A Canadian Forces infantry officer with the Edmonton-based Princess Patricia’s Canadian Light Infantry and the only Canadian serving as a UN military observer in Lebanon, Maj. Hess-von Kruedener was no stranger to fighting nearby.

The UN post, he wrote in the e-mail, afforded a view of the “Hezbollah static positions in and around our patrol Base.”

“It appears that the lion’s share of fighting between the IDF and Hezbollah has taken place in our area,” he wrote, noting later it was too dangerous to venture out on patrols.

The e-mail appears to contradict the UN’s claim there had been no Hezbollah activity in the vicinity of the strike.

The question of Hezbollah’s infiltration of the area is significant because UN Secretary General Kofi Annan, speaking Tuesday just hours after the bombing, accused the Israelis of the “apparently deliberate targeting” of the base near Khiam in southern Lebanon.

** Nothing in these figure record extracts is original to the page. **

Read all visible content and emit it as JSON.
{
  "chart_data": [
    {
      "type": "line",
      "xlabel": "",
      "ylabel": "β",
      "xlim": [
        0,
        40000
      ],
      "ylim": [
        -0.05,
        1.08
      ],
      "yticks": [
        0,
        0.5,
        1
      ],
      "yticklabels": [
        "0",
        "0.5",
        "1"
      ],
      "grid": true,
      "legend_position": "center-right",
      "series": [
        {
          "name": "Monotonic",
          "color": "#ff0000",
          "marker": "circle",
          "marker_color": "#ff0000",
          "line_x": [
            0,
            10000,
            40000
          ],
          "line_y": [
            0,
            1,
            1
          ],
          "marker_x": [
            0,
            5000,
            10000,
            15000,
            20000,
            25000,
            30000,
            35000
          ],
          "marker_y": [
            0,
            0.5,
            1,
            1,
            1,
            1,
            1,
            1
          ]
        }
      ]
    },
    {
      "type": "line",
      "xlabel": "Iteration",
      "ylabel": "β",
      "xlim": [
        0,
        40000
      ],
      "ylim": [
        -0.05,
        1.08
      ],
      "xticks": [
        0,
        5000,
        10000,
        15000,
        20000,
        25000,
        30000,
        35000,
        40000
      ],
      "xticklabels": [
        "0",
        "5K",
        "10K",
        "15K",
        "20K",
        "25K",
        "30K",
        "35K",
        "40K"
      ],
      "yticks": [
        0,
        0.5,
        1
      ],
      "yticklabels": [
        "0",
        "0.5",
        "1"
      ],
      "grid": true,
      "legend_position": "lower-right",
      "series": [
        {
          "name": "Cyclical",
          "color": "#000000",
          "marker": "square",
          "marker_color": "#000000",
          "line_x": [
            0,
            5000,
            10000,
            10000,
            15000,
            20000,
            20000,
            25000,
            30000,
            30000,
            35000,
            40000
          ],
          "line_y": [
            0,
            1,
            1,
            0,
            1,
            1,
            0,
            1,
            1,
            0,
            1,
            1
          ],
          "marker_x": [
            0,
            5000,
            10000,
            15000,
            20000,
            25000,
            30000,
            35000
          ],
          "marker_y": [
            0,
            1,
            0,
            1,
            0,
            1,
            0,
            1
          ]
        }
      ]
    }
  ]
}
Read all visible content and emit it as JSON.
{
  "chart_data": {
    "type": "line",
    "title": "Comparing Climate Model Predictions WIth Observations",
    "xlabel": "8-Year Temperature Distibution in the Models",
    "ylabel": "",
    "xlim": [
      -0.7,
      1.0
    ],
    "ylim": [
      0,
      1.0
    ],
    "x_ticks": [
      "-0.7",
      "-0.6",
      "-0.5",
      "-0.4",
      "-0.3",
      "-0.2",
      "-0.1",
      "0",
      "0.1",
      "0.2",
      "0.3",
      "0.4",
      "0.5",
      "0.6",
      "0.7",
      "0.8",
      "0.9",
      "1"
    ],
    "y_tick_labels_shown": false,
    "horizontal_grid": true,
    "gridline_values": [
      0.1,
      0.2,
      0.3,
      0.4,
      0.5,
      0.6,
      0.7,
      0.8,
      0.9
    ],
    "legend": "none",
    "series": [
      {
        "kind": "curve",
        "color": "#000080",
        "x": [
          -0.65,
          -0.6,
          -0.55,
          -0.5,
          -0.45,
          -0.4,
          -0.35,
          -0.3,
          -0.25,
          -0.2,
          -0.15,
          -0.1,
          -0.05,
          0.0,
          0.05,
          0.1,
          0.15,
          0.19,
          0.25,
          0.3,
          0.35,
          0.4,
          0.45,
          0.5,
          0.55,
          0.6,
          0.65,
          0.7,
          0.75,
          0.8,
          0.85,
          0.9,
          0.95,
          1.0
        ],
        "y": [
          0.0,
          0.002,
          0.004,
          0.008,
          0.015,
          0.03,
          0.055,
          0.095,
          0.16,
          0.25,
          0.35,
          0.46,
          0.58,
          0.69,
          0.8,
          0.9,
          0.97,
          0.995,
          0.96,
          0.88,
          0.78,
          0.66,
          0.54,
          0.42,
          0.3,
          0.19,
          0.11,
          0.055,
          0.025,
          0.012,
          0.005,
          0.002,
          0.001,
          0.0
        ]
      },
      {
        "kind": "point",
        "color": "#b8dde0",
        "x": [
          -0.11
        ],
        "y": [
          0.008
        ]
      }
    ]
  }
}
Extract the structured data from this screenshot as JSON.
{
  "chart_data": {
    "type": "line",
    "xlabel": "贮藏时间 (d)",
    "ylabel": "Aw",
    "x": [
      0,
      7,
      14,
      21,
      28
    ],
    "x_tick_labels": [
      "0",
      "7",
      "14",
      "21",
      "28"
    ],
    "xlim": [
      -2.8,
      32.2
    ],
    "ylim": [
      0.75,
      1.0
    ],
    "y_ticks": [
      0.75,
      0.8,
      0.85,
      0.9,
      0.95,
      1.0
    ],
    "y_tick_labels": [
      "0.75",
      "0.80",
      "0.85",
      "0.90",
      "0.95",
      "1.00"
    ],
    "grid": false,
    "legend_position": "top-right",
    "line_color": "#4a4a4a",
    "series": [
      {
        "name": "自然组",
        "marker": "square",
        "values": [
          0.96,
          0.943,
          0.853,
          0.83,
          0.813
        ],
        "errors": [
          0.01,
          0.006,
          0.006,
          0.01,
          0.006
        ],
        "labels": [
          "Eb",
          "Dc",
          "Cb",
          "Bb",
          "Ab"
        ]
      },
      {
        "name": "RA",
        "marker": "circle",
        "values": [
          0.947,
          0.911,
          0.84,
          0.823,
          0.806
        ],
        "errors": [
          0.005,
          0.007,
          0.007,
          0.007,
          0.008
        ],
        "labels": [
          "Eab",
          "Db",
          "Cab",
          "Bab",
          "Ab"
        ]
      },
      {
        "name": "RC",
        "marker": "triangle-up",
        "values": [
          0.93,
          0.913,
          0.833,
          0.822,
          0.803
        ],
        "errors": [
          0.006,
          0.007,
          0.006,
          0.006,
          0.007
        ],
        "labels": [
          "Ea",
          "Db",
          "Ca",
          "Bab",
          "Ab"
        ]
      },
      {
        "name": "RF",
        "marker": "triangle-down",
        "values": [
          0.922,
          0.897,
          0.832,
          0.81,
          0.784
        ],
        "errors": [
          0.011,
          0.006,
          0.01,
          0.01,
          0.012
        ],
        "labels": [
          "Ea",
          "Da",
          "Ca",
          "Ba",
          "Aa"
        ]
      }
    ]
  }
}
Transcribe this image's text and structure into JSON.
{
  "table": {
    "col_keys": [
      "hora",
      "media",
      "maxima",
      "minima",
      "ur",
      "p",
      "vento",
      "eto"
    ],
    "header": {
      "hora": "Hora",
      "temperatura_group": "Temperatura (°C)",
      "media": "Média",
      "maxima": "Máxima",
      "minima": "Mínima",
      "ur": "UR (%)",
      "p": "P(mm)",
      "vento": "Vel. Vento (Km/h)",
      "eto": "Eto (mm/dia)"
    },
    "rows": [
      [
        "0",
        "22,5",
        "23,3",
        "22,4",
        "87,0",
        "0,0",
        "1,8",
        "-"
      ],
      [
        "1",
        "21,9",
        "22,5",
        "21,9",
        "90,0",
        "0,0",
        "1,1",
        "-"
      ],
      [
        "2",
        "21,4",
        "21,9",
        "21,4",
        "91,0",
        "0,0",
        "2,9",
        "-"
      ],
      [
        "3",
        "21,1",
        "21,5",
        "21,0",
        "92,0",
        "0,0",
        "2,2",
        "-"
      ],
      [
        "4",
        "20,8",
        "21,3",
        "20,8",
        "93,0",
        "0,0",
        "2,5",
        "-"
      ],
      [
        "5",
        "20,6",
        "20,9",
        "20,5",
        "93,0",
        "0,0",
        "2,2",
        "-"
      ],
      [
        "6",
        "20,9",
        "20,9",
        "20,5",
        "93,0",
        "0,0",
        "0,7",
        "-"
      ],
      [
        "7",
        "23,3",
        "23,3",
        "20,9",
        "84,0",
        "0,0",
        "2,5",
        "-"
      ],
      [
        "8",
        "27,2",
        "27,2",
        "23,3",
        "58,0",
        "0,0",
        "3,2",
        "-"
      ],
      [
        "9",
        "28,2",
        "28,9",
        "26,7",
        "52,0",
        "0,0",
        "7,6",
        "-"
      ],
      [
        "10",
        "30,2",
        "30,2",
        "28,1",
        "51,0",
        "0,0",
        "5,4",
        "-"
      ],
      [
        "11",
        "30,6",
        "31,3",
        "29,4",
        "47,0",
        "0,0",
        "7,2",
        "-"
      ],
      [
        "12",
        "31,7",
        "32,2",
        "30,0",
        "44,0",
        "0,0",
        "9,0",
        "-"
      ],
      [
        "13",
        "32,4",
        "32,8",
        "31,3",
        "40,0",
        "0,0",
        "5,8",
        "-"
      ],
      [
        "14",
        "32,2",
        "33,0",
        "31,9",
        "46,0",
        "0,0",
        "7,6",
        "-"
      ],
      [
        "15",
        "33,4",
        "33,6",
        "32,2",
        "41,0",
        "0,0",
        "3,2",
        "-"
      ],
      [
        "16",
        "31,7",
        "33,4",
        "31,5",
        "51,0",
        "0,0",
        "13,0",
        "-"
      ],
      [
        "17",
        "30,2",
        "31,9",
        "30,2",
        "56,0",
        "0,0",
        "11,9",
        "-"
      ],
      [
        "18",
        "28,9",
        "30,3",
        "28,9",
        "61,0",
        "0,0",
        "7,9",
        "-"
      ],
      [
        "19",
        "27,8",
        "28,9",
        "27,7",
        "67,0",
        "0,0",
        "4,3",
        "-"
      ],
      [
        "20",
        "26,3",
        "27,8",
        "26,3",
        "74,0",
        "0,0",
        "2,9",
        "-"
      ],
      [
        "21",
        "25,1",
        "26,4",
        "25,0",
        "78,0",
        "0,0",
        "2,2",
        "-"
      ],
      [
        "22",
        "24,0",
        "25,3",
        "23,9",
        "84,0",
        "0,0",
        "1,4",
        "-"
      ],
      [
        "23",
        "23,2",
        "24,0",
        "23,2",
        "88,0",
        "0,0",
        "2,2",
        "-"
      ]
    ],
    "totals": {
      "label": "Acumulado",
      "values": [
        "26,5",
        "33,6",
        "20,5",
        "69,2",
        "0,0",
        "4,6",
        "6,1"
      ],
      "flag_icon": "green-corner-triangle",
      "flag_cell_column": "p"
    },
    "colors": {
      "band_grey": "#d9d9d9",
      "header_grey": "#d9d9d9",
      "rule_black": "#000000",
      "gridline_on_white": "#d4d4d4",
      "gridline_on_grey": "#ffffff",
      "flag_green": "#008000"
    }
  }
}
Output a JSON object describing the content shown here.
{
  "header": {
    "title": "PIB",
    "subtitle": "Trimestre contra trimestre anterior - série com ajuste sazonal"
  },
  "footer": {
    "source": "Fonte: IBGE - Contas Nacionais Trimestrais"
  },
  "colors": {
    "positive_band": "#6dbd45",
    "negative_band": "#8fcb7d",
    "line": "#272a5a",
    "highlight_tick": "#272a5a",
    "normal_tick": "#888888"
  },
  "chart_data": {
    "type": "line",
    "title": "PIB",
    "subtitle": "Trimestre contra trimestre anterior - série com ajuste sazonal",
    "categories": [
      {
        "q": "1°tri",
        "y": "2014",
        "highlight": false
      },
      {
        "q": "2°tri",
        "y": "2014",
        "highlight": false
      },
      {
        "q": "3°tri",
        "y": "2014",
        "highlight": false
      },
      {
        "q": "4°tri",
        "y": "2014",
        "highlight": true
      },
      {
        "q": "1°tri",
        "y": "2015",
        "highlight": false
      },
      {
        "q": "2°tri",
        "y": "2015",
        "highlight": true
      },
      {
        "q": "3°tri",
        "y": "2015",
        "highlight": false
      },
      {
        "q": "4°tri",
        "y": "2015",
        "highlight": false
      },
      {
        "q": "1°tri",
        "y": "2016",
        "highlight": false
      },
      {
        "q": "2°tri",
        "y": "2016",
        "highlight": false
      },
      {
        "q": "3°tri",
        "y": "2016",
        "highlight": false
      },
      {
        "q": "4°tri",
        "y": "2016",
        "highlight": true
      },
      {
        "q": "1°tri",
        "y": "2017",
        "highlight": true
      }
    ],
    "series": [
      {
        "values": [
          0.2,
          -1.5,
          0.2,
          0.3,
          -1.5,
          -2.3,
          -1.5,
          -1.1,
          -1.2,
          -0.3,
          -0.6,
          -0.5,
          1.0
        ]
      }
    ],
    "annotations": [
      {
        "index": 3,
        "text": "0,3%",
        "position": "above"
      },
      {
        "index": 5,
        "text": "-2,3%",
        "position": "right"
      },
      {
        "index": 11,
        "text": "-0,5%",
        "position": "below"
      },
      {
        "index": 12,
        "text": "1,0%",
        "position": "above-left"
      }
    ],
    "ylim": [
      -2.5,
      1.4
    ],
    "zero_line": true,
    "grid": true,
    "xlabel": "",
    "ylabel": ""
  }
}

A senior UN official, asked about the information contained in Maj. Hess-von Kruedener’s e-mail concerning Hezbollah presence in the vicinity of the Khiam base, denied the world body had been caught in a contradiction.

“At the time, there had been no Hezbollah activity reported in the area,” he said. “So it was quite clear they were not going after other targets; that, for whatever reason, our position was being fired upon.

“Whether or not they thought they were going after something else, we don’t know. The fact was, we told them where we were. They knew where we were. The position was clearly marked, and they pounded the hell out of us.”

Even if Hezbollah was not firing rockets at the time of the bombing, Maj. Hess-von Kruedener’s e-mail indicates they were using a terrorist tactic of purposely drawing out enemy forces near a neutral site, said retired Capt. Peter Forsberg, who did two UN tours between 1993 and 1995 during the Bosnian war.

The UN’s limited mandate, meaning that its observers are unarmed and have few options, put the observers in a poor position, he said.

If indeed Israel was attempting to hit Hezbollah fighters in the area, it hasn’t yet used the excuse to explain its actions because it wouldn’t make it any less guilty in the world’s eyes, Capt. Forsberg said.